Prove Amarcord: la Yamaha R6 Supersport del team Lorenzini

Prove Amarcord: la Yamaha R6 Supersport del team Lorenzini© GpAgency

Una moto che rappresentava lo stato dell’arte della categoria più combattuta. Dopo averla provata, a raccontarcela è Randy Mamola

Archivio Conti

30.01.2022 ( Aggiornata il 30.01.2022 20:05 )

Preparazione specifica per ogni circuito


Il gruppo motore cambio veniva preparato ad hoc per ogni pista, mappature di accensione/iniezione e rapporti potevano essere variate in qualsiasi momento, lo stesso gruppo di scarico subisce leggere modifiche in funzione del tipo di erogazione che si vuole ottenere. La giusta carburazione era garantita dalla sonda lambda lineare allo scarico grazie alla quale la centralina autoadatta i parametri istante per istante. Sotto controllo in tempo reale sono anche tutti gli altri dati relativi al funzionamento del motore: pressioni, temperature, regimi di rotazione, tutti dati che possono essere fatti apparire sul display nel cruscotto. In realtà il pilota aveva giusto il tempo per accorgersi dei led di cambiata e per controllare il tempo sul giro oltre eventualmente a qualche temperatura che i tecnici chiedono di tenere sotto controllo.

L’elettronica gestiva pesantemente l’accelerazione, sia in partenza con un programma dedicato di “launch control” sia in uscita di curva con un traction control che può essere modificato in tempo reale dal pilota. Questa R6 disponeva di una frizione antisaltellamento regolabile coadiuvata nel suo lavoro dall’onnipresente centralina che era in grado di limitare il freno motore agendo sull’apertura del secondo corpo farfallato. Un enorme radiatore artigianale era fondamentale per dissipare il calore prodotto dal motore, mentre il circuito dell’olio rimane sostanzialmente quello di serie.

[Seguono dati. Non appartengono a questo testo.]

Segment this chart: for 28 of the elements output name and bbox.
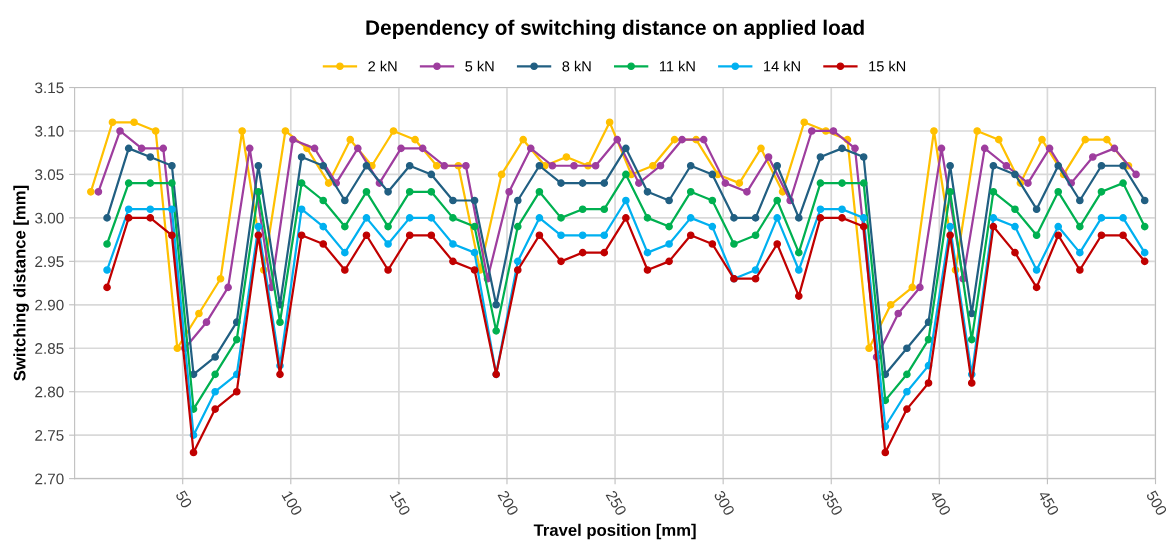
x-tick-label: 50 [175,489,193,509]
y-tick-label: 3.10 [35,125,64,137]
y-tick-label: 2.85 [35,343,64,354]
x-tick-label: 250 [605,489,627,517]
x-axis-title: Travel position [mm] [533,523,696,540]
y-tick-label: 3.00 [35,212,64,224]
legend-label: 11 kN [659,60,695,72]
y-tick-label: 2.90 [35,299,64,311]
x-tick-label: 300 [713,489,736,517]
y-tick-label: 3.05 [35,169,64,181]
legend-label: 5 kN [465,60,494,72]
chart-title: Dependency of switching distance on applied load [366,19,864,40]
y-tick-label: 2.80 [35,386,64,398]
x-tick-label: 200 [497,489,519,517]
legend-label: 14 kN [764,60,800,72]
x-tick-label: 100 [281,490,303,517]
x-tick-label: 150 [389,490,411,517]
y-tick-label: 2.75 [35,430,64,441]
x-tick-label: 400 [929,489,952,517]
legend-label: 2 kN [368,60,397,72]
legend-label: 15 kN [869,60,906,72]
legend-label: 8 kN [562,60,591,72]
y-tick-label: 2.95 [35,256,64,268]
x-tick-label: 350 [821,489,844,517]
y-axis-title: Switching distance [mm] [13,185,29,381]
x-tick-label: 450 [1037,489,1060,517]
y-tick-label: 3.15 [35,82,64,94]
y-tick-label: 2.70 [35,473,64,485]
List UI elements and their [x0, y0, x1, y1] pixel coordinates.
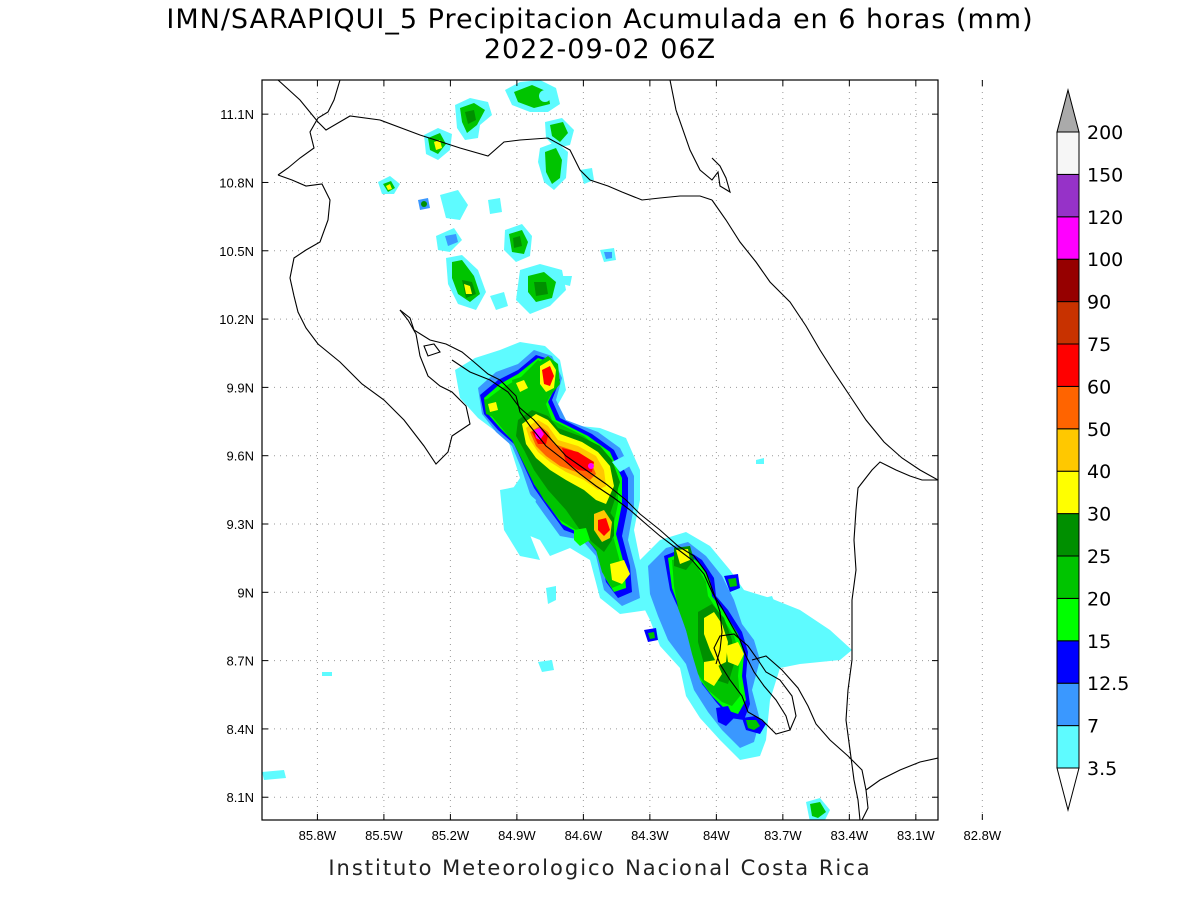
- colorbar-label: 7: [1087, 716, 1099, 738]
- lon-tick-label: 83.4W: [831, 828, 869, 843]
- colorbar-bin: [1056, 385, 1080, 430]
- lat-tick-label: 8.1N: [227, 790, 254, 805]
- gulf-island: [423, 343, 441, 357]
- lat-tick-label: 9N: [237, 585, 254, 600]
- longitude-axis: 85.8W 85.5W 85.2W 84.9W 84.6W 84.3W 84W 83.7W 83…: [299, 80, 1002, 843]
- lat-tick-label: 10.5N: [219, 244, 254, 259]
- osa-peninsula: [713, 633, 797, 731]
- lon-tick-label: 82.8W: [964, 828, 1002, 843]
- map-title: IMN/SARAPIQUI_5 Precipitacion Acumulada …: [166, 4, 1034, 35]
- latitude-axis: 11.1N 10.8N 10.5N 10.2N 9.9N 9.6N 9.3N 9N 8.7N 8.…: [219, 107, 938, 805]
- panama-border: [845, 461, 938, 820]
- colorbar-label: 20: [1087, 588, 1111, 610]
- colorbar-label: 12.5: [1087, 673, 1129, 695]
- map-frame: [261, 79, 939, 821]
- colorbar-bin: [1056, 555, 1080, 599]
- colorbar-label: 30: [1087, 504, 1111, 526]
- lon-tick-label: 84W: [703, 828, 730, 843]
- lon-tick-label: 83.7W: [764, 828, 802, 843]
- lon-tick-label: 85.5W: [365, 828, 403, 843]
- colorbar-bin: [1056, 470, 1080, 515]
- lat-tick-label: 9.3N: [227, 517, 254, 532]
- colorbar-label: 60: [1087, 376, 1111, 398]
- colorbar-label: 75: [1087, 334, 1111, 356]
- colorbar-bin: [1056, 173, 1080, 218]
- lon-tick-label: 85.8W: [299, 828, 337, 843]
- colorbar-bin: [1056, 428, 1080, 472]
- precip-band-central: [455, 342, 650, 614]
- colorbar-bin: [1056, 131, 1080, 175]
- colorbar: 3.5 7 12.5 15 20 25 30 40 50 60 75 90 100 120 150 200: [1056, 88, 1129, 812]
- colorbar-bin: [1056, 258, 1080, 303]
- colorbar-label: 150: [1087, 164, 1123, 186]
- panama-coast: [865, 757, 938, 791]
- lat-tick-label: 9.9N: [227, 380, 254, 395]
- caribbean-coast-north: [669, 80, 731, 194]
- pacific-coast-nicoya: [277, 174, 471, 465]
- lat-tick-label: 9.6N: [227, 449, 254, 464]
- precip-cell-mid-north: [436, 224, 616, 314]
- colorbar-label: 15: [1087, 631, 1111, 653]
- colorbar-bin-above: [1056, 88, 1080, 133]
- colorbar-label: 3.5: [1087, 758, 1117, 780]
- colorbar-label: 40: [1087, 461, 1111, 483]
- colorbar-bin: [1056, 597, 1080, 642]
- colorbar-bin-below: [1056, 767, 1080, 812]
- lon-tick-label: 84.9W: [498, 828, 536, 843]
- lat-tick-label: 8.4N: [227, 722, 254, 737]
- lon-tick-label: 83.1W: [897, 828, 935, 843]
- colorbar-label: 25: [1087, 546, 1111, 568]
- division-line: [451, 359, 723, 665]
- footer-credit: Instituto Meteorologico Nacional Costa R…: [328, 856, 872, 880]
- colorbar-label: 120: [1087, 207, 1123, 229]
- colorbar-bin: [1056, 301, 1080, 345]
- colorbar-label: 200: [1087, 122, 1123, 144]
- lake-nicaragua-shore: [277, 80, 341, 176]
- colorbar-bin: [1056, 725, 1080, 769]
- lon-tick-label: 84.6W: [565, 828, 603, 843]
- map-subtitle-date: 2022-09-02 06Z: [483, 34, 717, 65]
- colorbar-label: 90: [1087, 292, 1111, 314]
- lon-tick-label: 85.2W: [432, 828, 470, 843]
- lat-tick-label: 10.8N: [219, 175, 254, 190]
- colorbar-label: 50: [1087, 419, 1111, 441]
- gulf-nicoya-shore: [399, 309, 501, 381]
- coastlines-borders: [277, 80, 938, 820]
- lat-tick-label: 10.2N: [219, 312, 254, 327]
- colorbar-bin: [1056, 343, 1080, 387]
- pacific-coast-central: [499, 379, 791, 735]
- caribbean-coast: [711, 199, 938, 481]
- golfo-dulce-coast: [751, 655, 869, 820]
- precipitation-field: [262, 80, 852, 820]
- nicaragua-border: [277, 80, 713, 201]
- lon-tick-label: 84.3W: [631, 828, 669, 843]
- lat-tick-label: 8.7N: [227, 654, 254, 669]
- colorbar-bin: [1056, 513, 1080, 557]
- precip-cell-north: [378, 80, 594, 220]
- colorbar-label: 100: [1087, 249, 1123, 271]
- lat-tick-label: 11.1N: [220, 107, 254, 122]
- colorbar-bin: [1056, 682, 1080, 727]
- colorbar-bin: [1056, 640, 1080, 684]
- colorbar-bin: [1056, 216, 1080, 260]
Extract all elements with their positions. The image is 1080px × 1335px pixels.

Il quattro cilindri Yamaha curato da Lorenzini era assolutamente prestazionale ma necessita di intervalli di revisione tutto sommato accettabili: 1.500 km senza essere aperto, dopodiché si andava a sostituire buona parte degli elementi interni soggetti ad usura. I componenti che si differenziavano dalla moto di serie erano relativamente pochi, il kit YEC comprendeva in pratica alberi a camme, guarnizione di testa, valvole e molle. Una buona parte della potenza in più si ricavava limitando le perdite per attrito grazie ad una corretta messa a punto con una cura maniacale delle tolleranze di accoppiamento. Già in questa categoria si avvertivano problemi legati ai consumi: gli oltre 135 CV alla ruota mettevano a dura prova la capacità del serbatoio di serie che nelle gare più veloci risulta appena sufficiente.